Has anyone else watched the show Criminal Minds on ion television? For those who are unfamiliar with the program, Criminal Minds is about the Behavioral Analysis Unit (BAU) of the FBI who travel to help solve murders in areas where the local police have been unsuccessful. The BAU aids law enforcement officials by providing them with a profile on the killer based on evidence left at the crime scene and the nature of the crime itself.

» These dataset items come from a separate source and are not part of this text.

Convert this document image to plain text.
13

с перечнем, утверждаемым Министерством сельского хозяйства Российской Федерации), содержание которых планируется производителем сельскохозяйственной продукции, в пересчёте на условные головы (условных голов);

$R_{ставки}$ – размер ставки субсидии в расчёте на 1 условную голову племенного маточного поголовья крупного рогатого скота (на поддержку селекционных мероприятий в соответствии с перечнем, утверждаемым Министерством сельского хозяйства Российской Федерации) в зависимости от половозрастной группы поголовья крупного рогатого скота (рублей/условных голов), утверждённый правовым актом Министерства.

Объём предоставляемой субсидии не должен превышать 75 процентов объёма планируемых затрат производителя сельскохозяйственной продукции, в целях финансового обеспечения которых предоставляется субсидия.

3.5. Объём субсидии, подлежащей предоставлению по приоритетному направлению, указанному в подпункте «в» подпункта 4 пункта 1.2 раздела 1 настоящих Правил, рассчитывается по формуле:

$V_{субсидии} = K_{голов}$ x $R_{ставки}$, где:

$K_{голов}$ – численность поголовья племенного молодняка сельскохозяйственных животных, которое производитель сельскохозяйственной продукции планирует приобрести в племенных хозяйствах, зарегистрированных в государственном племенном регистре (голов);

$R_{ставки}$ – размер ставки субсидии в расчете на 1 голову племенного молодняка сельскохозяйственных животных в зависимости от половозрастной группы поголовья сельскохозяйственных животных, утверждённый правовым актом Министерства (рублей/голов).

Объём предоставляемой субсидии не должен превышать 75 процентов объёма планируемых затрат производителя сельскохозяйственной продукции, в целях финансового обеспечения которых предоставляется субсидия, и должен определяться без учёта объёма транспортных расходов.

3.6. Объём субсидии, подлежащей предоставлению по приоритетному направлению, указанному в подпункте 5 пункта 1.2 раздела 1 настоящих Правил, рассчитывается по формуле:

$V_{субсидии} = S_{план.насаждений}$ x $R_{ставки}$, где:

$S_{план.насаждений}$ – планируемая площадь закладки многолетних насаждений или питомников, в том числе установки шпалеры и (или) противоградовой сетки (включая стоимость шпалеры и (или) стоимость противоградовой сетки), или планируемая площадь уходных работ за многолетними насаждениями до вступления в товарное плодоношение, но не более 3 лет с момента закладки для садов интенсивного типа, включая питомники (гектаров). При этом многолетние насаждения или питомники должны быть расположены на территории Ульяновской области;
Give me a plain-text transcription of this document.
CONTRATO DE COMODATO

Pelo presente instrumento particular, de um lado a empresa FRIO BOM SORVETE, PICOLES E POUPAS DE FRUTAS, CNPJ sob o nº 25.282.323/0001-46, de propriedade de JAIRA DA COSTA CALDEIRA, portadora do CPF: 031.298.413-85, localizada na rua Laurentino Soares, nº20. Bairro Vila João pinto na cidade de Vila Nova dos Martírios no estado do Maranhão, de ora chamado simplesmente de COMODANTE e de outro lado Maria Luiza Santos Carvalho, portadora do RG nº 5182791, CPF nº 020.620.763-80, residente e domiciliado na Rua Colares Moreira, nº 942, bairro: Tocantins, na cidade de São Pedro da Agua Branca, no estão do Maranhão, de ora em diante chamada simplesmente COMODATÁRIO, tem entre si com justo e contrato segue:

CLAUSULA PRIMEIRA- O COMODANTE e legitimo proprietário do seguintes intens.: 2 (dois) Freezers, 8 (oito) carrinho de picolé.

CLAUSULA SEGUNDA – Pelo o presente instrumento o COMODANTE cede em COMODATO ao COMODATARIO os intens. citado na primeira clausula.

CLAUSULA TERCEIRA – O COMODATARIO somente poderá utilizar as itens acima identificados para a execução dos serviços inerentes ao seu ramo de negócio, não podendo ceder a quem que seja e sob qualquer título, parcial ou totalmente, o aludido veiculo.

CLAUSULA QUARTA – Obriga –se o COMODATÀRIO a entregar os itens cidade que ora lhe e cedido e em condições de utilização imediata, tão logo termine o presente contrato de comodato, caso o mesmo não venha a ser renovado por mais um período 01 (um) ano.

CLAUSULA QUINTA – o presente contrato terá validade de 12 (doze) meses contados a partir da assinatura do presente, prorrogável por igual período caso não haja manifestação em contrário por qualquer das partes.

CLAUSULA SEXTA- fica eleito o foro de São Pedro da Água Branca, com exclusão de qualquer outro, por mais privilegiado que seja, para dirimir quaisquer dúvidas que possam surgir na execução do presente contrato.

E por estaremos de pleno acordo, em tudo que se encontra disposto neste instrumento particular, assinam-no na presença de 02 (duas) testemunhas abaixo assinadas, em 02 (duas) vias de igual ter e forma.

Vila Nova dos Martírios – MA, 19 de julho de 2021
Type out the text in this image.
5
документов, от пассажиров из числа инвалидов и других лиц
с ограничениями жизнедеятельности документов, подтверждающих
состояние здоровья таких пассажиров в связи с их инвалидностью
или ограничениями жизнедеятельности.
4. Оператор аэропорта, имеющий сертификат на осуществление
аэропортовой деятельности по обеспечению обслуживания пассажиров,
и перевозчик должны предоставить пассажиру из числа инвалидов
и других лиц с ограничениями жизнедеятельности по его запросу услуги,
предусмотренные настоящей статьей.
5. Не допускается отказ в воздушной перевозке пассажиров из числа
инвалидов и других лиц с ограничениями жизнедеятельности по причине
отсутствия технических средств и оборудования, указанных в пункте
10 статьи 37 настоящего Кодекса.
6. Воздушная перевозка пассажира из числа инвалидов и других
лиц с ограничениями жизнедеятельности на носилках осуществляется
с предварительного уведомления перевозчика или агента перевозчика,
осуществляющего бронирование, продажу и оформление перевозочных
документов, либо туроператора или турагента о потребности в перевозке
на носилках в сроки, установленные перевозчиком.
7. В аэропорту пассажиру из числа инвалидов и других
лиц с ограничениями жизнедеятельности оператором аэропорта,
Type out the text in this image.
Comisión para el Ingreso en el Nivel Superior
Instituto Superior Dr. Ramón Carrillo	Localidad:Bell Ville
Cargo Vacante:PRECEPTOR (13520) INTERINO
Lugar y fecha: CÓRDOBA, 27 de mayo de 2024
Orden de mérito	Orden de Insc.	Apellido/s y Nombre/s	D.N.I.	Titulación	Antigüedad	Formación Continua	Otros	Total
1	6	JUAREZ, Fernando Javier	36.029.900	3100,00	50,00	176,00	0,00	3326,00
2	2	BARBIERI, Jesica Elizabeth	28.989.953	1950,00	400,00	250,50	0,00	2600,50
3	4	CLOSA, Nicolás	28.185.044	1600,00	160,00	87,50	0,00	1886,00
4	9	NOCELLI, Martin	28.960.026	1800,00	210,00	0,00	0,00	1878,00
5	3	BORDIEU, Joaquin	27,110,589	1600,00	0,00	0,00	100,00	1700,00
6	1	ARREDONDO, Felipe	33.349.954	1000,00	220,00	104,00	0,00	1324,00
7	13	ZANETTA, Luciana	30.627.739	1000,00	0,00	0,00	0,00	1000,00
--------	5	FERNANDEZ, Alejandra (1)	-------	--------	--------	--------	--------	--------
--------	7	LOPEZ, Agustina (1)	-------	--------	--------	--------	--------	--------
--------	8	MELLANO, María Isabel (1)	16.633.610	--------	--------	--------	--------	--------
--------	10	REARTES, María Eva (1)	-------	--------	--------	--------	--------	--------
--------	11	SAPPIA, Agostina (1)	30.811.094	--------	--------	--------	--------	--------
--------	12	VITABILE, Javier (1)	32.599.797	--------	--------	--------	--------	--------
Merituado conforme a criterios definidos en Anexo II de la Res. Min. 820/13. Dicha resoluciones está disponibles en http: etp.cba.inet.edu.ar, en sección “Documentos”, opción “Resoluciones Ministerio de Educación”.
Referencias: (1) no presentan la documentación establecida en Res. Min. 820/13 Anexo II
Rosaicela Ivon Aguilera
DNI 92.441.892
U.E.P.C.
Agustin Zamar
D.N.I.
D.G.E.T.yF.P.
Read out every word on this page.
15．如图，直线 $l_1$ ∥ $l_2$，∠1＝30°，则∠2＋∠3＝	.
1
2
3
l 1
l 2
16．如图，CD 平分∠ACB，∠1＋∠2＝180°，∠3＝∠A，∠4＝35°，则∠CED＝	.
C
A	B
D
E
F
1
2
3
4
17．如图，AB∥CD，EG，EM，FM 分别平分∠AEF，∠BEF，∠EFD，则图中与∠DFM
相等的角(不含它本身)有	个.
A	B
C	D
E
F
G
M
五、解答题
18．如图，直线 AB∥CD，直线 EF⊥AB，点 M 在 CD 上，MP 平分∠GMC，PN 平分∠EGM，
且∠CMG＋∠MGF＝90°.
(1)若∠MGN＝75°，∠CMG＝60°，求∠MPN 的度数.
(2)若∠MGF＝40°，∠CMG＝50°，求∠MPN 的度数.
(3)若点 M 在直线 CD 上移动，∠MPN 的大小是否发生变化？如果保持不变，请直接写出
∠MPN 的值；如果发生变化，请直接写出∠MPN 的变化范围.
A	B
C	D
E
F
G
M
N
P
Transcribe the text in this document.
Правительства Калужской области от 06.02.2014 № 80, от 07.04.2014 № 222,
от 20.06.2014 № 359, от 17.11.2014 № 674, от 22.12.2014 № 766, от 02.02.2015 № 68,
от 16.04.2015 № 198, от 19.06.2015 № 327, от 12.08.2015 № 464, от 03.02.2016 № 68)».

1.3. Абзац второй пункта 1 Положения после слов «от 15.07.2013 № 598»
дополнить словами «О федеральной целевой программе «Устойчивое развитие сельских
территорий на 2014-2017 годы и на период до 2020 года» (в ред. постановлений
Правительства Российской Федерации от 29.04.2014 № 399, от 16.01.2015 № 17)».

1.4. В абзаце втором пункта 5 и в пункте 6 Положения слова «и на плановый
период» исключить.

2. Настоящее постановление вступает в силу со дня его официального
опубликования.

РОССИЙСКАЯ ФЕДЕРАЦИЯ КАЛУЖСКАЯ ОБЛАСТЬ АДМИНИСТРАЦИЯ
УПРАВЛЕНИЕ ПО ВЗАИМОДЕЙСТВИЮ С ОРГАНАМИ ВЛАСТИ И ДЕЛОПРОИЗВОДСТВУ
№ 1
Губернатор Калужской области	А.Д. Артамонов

Last class we discussed the concept of machismo in Latin American culture and it took me back to an episode from season 1 of Criminal Minds in which the team flies to Mexico to help catch a serial killer who targets elderly women. In the show the characters repeatedly discuss the concept of machismo in regards to the case they're working and as it applies to Latino culture in general. The lead detective of the Mexican police squad comments that the BAU's tactics are not completely adequate for profiling in Mexico because it doesn't consider the important role of family and machismo in Mexican culture.
Here is the episode:
I also thought the following scenes were notable and wonder what others think:
While flying to Mexico, JJ asks why there are so few serial killers in Mexico, Hotchner and Gideon tell her that there are probably many, but few are documented. “It’s the Chikatilo syndrome,” remarks Gideon. Reid explains that Russian serial killer Andre Chikatilo wasn’t caught until he’d killed over 50 people, mostly because the soviets refused to believe that there could be a serial killer in soviet society. They assumed serial killers were a product of American culture. In Mexico it is believed that serial killers arise when the family breaks down, and there are 12 times more broken families in the USA than in Mexico. It’s possible there are fewer serial killers in Mexico, Gideon states, “But in my experience, evil is not a cultural phenomenon, it is a human one.” (Summary taken from: http://www.tv.com/criminal-minds/machismo/episode/648961/recap.html?tag=episode_recap;recap)
There's a scene in which Roberto's sister, Rosa, comments that they--referring to the American FBI--do not understand the shame her brother's homosexuality brings onto the family, ending her comment with the statement "La familia es todo".
The show also deals with the idea that rapes in Mexico are rarely reported because the men who commit these crimes have some sort of power over the women and there is the feeling that the police do not see the importance of such.